96. 拾い子
「話は変わるが、手紙に書いてあった拾い子とはどいつじゃ?」
「それならもう会ってるじゃろ。そこにいるキョウが手紙に書いた子じゃ」
「なるほどの。だから浮遊能力が無いのか……。しかし、それに変わるすごい力をもっておるの」
「そうなんじゃ。そのおかげで、スコルブ等を狩って来てくれて、村の食事が豊かになったんじゃ」
「そうかそうか。此方でも、ドンドコマッスル号は、本来複数人で動かすものじゃが、1人でその数倍は動かしたぞ……」
僕の話で2人が盛り上がっていると、服を引っ張られた。見ると驚いた顔でリーンが見ていた。
「キョウって、カラ村長の孫じゃないの?」
「あぁ、そういえばリーンにはまだ言ってなかったね。僕3年前ぐらいに、砂漠で倒れていたのをじっちゃんに拾われたんだ。

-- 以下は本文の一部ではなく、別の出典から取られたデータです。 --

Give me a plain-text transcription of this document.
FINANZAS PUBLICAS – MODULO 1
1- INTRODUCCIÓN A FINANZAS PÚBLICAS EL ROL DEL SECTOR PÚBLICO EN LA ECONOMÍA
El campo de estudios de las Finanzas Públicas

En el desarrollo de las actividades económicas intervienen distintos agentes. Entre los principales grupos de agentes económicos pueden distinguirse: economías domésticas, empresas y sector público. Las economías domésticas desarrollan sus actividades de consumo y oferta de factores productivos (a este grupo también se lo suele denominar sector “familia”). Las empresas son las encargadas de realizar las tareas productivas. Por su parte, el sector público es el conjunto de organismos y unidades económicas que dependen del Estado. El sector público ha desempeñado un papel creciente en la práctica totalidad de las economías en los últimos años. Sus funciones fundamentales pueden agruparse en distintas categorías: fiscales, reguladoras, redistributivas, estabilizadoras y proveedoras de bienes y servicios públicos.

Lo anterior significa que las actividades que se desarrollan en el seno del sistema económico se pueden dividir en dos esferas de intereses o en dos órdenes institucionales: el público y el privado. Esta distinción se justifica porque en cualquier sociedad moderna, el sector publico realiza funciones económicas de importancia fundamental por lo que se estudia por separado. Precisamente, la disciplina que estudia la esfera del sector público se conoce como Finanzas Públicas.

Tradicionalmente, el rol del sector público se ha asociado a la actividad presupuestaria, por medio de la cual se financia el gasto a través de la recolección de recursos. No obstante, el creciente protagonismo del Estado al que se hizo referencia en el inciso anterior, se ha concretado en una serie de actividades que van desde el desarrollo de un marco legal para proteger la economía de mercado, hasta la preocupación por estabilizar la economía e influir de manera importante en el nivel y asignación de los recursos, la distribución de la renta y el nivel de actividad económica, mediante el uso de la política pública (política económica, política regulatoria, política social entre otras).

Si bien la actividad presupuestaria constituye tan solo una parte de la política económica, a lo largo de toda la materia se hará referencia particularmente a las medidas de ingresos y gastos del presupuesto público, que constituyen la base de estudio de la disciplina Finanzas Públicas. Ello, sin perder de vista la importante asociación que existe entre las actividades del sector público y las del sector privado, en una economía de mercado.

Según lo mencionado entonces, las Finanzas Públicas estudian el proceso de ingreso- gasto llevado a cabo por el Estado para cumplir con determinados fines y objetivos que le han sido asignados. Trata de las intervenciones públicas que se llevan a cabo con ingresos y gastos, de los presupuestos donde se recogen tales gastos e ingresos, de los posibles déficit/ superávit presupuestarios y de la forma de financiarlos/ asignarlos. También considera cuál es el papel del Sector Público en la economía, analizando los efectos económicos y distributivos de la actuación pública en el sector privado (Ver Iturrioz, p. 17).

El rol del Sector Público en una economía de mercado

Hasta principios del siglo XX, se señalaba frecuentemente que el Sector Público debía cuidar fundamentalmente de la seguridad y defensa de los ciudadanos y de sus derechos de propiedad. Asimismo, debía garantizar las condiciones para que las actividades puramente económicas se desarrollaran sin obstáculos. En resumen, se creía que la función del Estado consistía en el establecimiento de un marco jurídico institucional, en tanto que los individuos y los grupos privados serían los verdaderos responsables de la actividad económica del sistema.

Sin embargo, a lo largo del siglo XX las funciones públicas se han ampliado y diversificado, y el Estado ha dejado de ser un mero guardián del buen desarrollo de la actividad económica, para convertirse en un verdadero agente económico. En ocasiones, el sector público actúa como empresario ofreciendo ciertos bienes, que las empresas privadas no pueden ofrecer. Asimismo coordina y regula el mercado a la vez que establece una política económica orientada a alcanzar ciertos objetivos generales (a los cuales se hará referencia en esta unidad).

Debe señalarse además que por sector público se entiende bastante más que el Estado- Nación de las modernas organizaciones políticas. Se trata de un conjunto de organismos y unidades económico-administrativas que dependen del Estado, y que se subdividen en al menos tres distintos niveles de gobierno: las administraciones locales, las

その時、記憶もなくて……。行く所もないから、その時からじっちゃんと一緒に暮らしてるんだ」
「そうだったんだ……。それから家族とかの情報とかは何もなかったの?」
「身に付けてるものも、ここら辺の服じゃなかったらしいから、何処か遠い所から来たのかもしれないね。家の倉庫に保管はしてくれているみたいだけど。人が訪ねて来たことはないね」
「寂しくないの?」
「じっちゃんもいるし、ユウみたいな友達もいるから寂しくはないよ。それに、これからは村の外で、クウ村長みたいに楽しい人と出会うこともあるだろうし」
「そうね。確かにこれから楽しことがいっばいあるりそうね。」
最初は不安そうな顔をしていたリーンだが、やっと笑顔になってくれた。